Beyond Data and Model Parallelism for Deep Neural Networks(Graph optimization, Deploy optimization)

proposes parallelism dimensions SOAP(Sample, Operation, Attribute, and Parameter dimensions), e.g, Data Parallelism is S, and Model Parallelism is O, P.
splits a node to Multi-GPUs by SOAP, each as a task, and data transfer is also a task.
SOAP as a search space, uses MCMC to find efficient task placement.
uses predicted node excution time as model total execution time.

TASO: Optimizing Deep Learning Computation with Automatic Generation of Graph Substitutions(Graph optimization)

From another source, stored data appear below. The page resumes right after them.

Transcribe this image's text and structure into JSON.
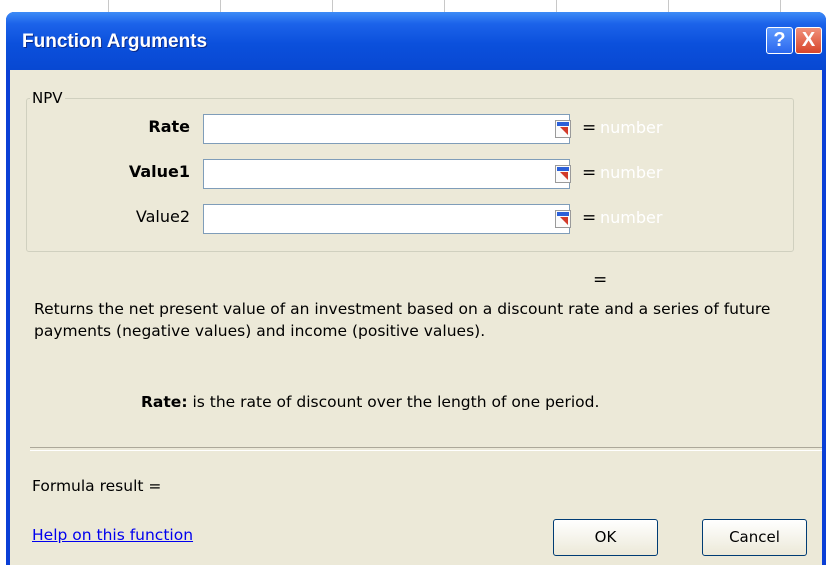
{
  "dialog": {
    "title": "Function Arguments",
    "help_button": "?",
    "close_button": "X"
  },
  "function": {
    "name": "NPV",
    "arguments": [
      {
        "label": "Rate",
        "bold": true,
        "value": "",
        "hint": "number"
      },
      {
        "label": "Value1",
        "bold": true,
        "value": "",
        "hint": "number"
      },
      {
        "label": "Value2",
        "bold": false,
        "value": "",
        "hint": "number"
      }
    ],
    "equals": "=",
    "result_equals": "=",
    "description": "Returns the net present value of an investment based on a discount rate and a series of future payments (negative values) and income (positive values).",
    "argument_help_name": "Rate:",
    "argument_help_text": " is the rate of discount over the length of one period."
  },
  "footer": {
    "formula_result": "Formula result =",
    "help_link": "Help on this function",
    "ok_label": "OK",
    "cancel_label": "Cancel"
  },
  "icons": {
    "collapse": "collapse-dialog-icon",
    "help": "help-icon",
    "close": "close-icon"
  },
  "colors": {
    "titlebar": "#0b50dc",
    "client_background": "#ece9d8",
    "link": "#0000ee",
    "close_button": "#d8452a"
  }
}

optimizes the graph by using graph substitution.
DFS algorithm generates all acyclic computation graphs as a substitution if its output is same.
analyzes the above graph substitution to get operator properties.
joint optimization with data layout(data stores along which dimension) and graph transformation. TASO measures the execution time and estimates the performance of a graph.

Open problem

jointly optimize DNN computation at both graph-level and deploy-level(hyper-parameter tuning).
- AutoML Pipeline Configuration with Reinforcement Learning
- (uses the predicted node excution time to compute the model total execution time)
- contribution 1: modules, continuous/integer hyper-parameters, constraints as Reinforcement Learning policy(refer the first paper).
- contribution 2: joint optimization with graph-level and deploy-level(graph optimization on multi-GPUs associate with saveral configuration)(refer the second and third paper).
- contribution 3: ?
- Graph Neural Networks，GNN ?

Draft

Motivition: accelerate automatically hyperparameter tuning
Methodology: reinforcement learning

Challenges in hyperparameter search

Costly objective function evaluations

Randomness

Complex search spaces

Reinforcement Learning, optimize device placement for one model, search space, which device the operator should be placed.